Eyüphan Kaya Yazdı: CEDAW Sözleşmesi İslami Aile Yapısını Tanımıyor!
CEDAW Sözleşmesi İslami Aile Yapısını Tanımıyor!
1979 yılında BM’de kabul edilen Kadına Karşı Her Türlü Ayırımcılığı Önleme(CEDAW) sözleşmesi 1985 yılında ülkemizde kabul edilerek ona göre anayasal ve yasal düzenlemeler yapılarak bu günkü halini almıştır.
Biz Türkiye Aile Meclisi olarak bu CEDAW ve İstanbul Sözleşmesi gibi aile yapımızı hedef alan
çarpık sözleşmelerden kurtulup, yerli ve milli, inanç ve kültürümüzle uyumlu yasalar istiyoruz.
CEDAW Sözleşmesine göre;
*Ev reisliği kavramı kaldırdı.
Babalarımız ev reisi annelerimiz evin direğiydi. Bu sözleşme evin reisliğini
babadan aldı ama anneye de vermedi. Sadece Evi eşler birlikte yönetirler diyor.
Belki hala da edep, adap bir derece toplumda var ama her geçen gün bu reissiz
evin durumu perişan olacak, kadın erkek arasında sık sık kavga ve kargaşaya
neden olacaktır. Toplumun çekirdeği olan aile eş başkanlık yöntemi ile sözüm ona
idare edilecekmiş. Bunun yanlış olduğunu söylüyoruz.

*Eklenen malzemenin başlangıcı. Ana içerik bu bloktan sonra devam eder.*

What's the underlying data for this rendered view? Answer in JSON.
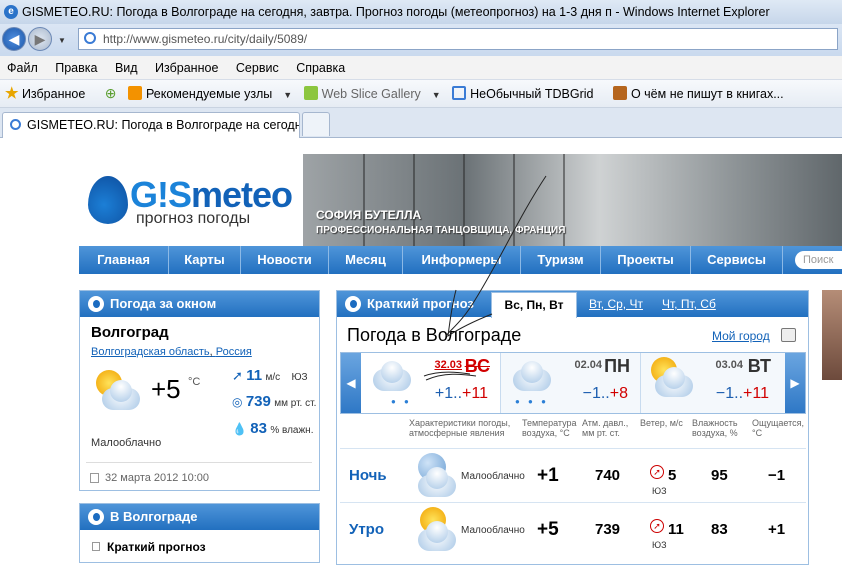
{
  "window": {
    "title": "GISMETEO.RU: Погода в Волгограде на сегодня, завтра. Прогноз погоды (метеопрогноз) на 1-3 дня п - Windows Internet Explorer"
  },
  "address": {
    "url": "http://www.gismeteo.ru/city/daily/5089/"
  },
  "menu": [
    "Файл",
    "Правка",
    "Вид",
    "Избранное",
    "Сервис",
    "Справка"
  ],
  "favorites": {
    "label": "Избранное",
    "items": [
      "Рекомендуемые узлы",
      "Web Slice Gallery",
      "НеОбычный TDBGrid",
      "О чём не пишут в книгах..."
    ]
  },
  "tab": {
    "title": "GISMETEO.RU: Погода в Волгограде на сегодня,..."
  },
  "site": {
    "logo_prefix": "G!S",
    "logo_main": "meteo",
    "logo_sub": "прогноз погоды",
    "banner_title": "СОФИЯ БУТЕЛЛА",
    "banner_sub": "ПРОФЕССИОНАЛЬНАЯ ТАНЦОВЩИЦА, ФРАНЦИЯ",
    "nav": [
      "Главная",
      "Карты",
      "Новости",
      "Месяц",
      "Информеры",
      "Туризм",
      "Проекты",
      "Сервисы"
    ],
    "search_placeholder": "Поиск"
  },
  "now": {
    "header": "Погода за окном",
    "city": "Волгоград",
    "region": "Волгоградская область",
    "country": "Россия",
    "temp": "+5",
    "temp_unit": "°C",
    "wind_value": "11",
    "wind_unit": "м/с",
    "wind_dir": "ЮЗ",
    "pressure_value": "739",
    "pressure_unit": "мм рт. ст.",
    "humidity_value": "83",
    "humidity_unit": "% влажн.",
    "condition": "Малооблачно",
    "date": "32 марта 2012 10:00"
  },
  "local": {
    "header": "В Волгограде",
    "item": "Краткий прогноз"
  },
  "forecast": {
    "header": "Краткий прогноз",
    "tabs": [
      "Вс, Пн, Вт",
      "Вт, Ср, Чт",
      "Чт, Пт, Сб"
    ],
    "title": "Погода в Волгограде",
    "my_city": "Мой город",
    "days": [
      {
        "date": "32.03",
        "name": "ВС",
        "t_min": "+1",
        "t_max": "+11"
      },
      {
        "date": "02.04",
        "name": "ПН",
        "t_min": "−1",
        "t_max": "+8"
      },
      {
        "date": "03.04",
        "name": "ВТ",
        "t_min": "−1",
        "t_max": "+11"
      }
    ],
    "range_sep": "..",
    "columns": [
      "Характеристики погоды, атмосферные явления",
      "Температура воздуха, °C",
      "Атм. давл., мм рт. ст.",
      "Ветер, м/с",
      "Влажность воздуха, %",
      "Ощущается, °C"
    ],
    "rows": [
      {
        "name": "Ночь",
        "cond": "Малооблачно",
        "temp": "+1",
        "pressure": "740",
        "wind": "5",
        "wind_dir": "ЮЗ",
        "humidity": "95",
        "feels": "−1"
      },
      {
        "name": "Утро",
        "cond": "Малооблачно",
        "temp": "+5",
        "pressure": "739",
        "wind": "11",
        "wind_dir": "ЮЗ",
        "humidity": "83",
        "feels": "+1"
      }
    ]
  },
  "colors": {
    "accent": "#2270c0",
    "link": "#1262b8",
    "warm": "#d10000"
  }
}
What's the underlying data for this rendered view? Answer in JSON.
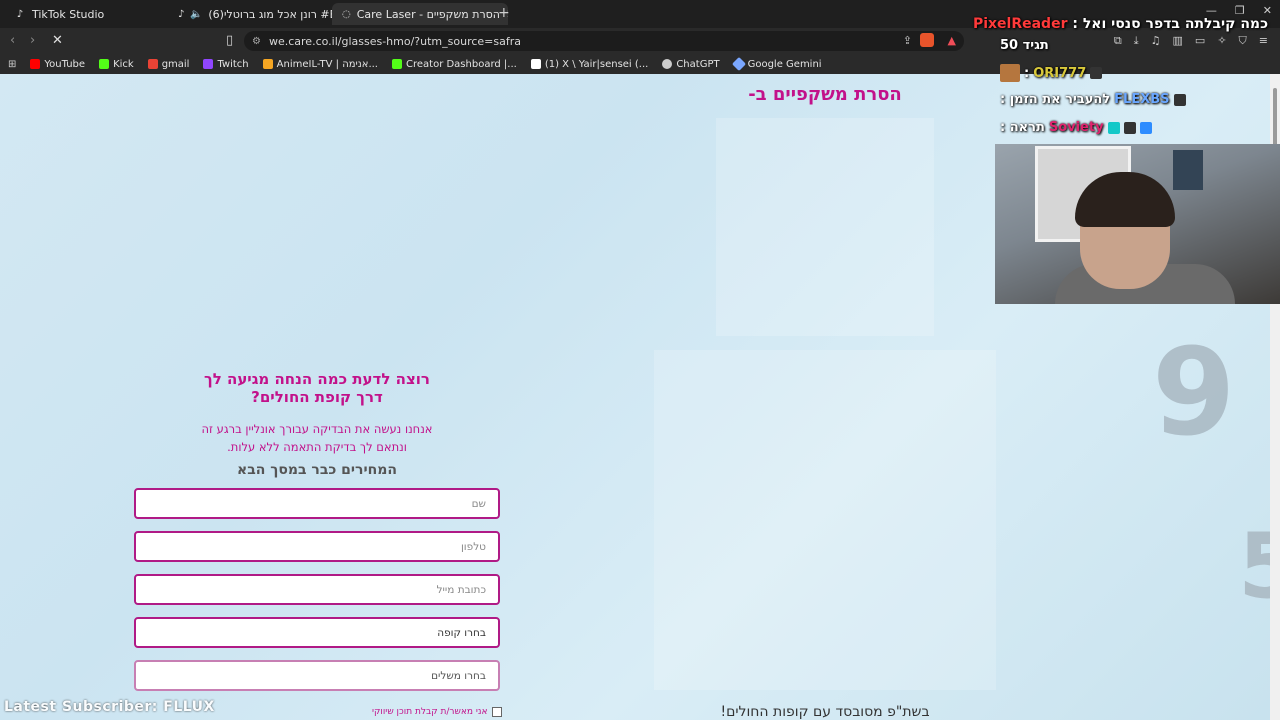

*Kadına kocasından izinsiz çalışma imkanı,
Erkek işe, Kadın işe üstelik kadının çalışmak için kocasından izin isteme
mecburiyeti dahi yok, sabahleyin anne babanın evden çıktığı düşündüğümüz
zaman bu evde nasıl evlat yetişecek? Bu evden nasıl aile kokusu gelecek, bu
evde nasıl bir huzur olacak? Vahim soruları akla geliyor. Bunun sakıncalı
olduğunu söylüyor ve aile reisliğinin yeniden yasal olarak düzenlemesini
talep ediyoruz.
*Nafaka olayında bir çarpıklık var.
Bu sözleşmenin yasalarımıza yansımasından dolayı boşanan eşlerden kadına
sürekli nafaka ödenme hakkı yasal hale getirildi. Bunun sakıncalı olduğu ve
hakkaniyete uygun olmadığı ortadadır. Kadın resmi evlilik yapmadan Hans ve
Hanzo ile gönül eğlendirecek nafakayı da eski kocasından alacak, bazen de içkiyi
fazla kaçırarak elin adamıyla çektiği fotoğrafı eski eşine gönderecek, bu da cinnet
ve cinayete neden oluyor, bu konuda akla, vicdana, imana uygun bir yasal
düzenlemenin yapılmasını istiyoruz.
*Mal ortaklığı, evlenen kadının kocasının malına ortaklığını getirmiş, bir çok kadın
bunu su-i istimal ederek zengin birisiyle evlenip ayrılma yollarını arıyor, hatta
bazı avukatlar da bir şeyler kazanmak amacıyla bu tür boşanmaları teşvik ediyor,
bu endişeden dolayı kimi erkekler evlenmeye cesaret etmiyor, buna bir
düzenleme getirilmesini istiyoruz
*Toplumsal Cinsiyet Eşitliği,
Sözleşmenin en can alıcı belası aslında Toplumsal Cinsiyet Eşitliğidir, Kadın
dermekleri, Feministler, LGBT dernekleri bütün bu melanetli oluşumlar cesaretini
bu maddeden alırlar. Diyanet Reisi Prof.Dr.Ali Erbaş hocanın 24 Nisan Cuma günü
Hacı Bayram-ı Veli camisinde okuduğu hutbesine de bu madde dayanak
gösterilerek müdahale edildi.
İstiklal marşımızda diyor ki;
“Ruhumun senden ilahi şudur ancak emeli,
Değmesin mabedimin göğsüne namahrem eli” ama ne yazık ki bu sözleşme
ile Camimize de Kitabımıza da namahremin eli uzatılıyor. Dolayısıyla bu
sözleşmenin feshedilmesini istiyoruz
*Evlilikte 18 yaşı altı evlenmek yasak zina serbest diyor
Temel eğitim, üniversite, meslek edinme ve iş bahanesiyle evlilik yaşı
kızlarımızda hayli ilerledi. Bu onların doğurganlık özelliklerinin körelmesine vesile
ve annelik vasıflarının kaybolmasına neden oluyor.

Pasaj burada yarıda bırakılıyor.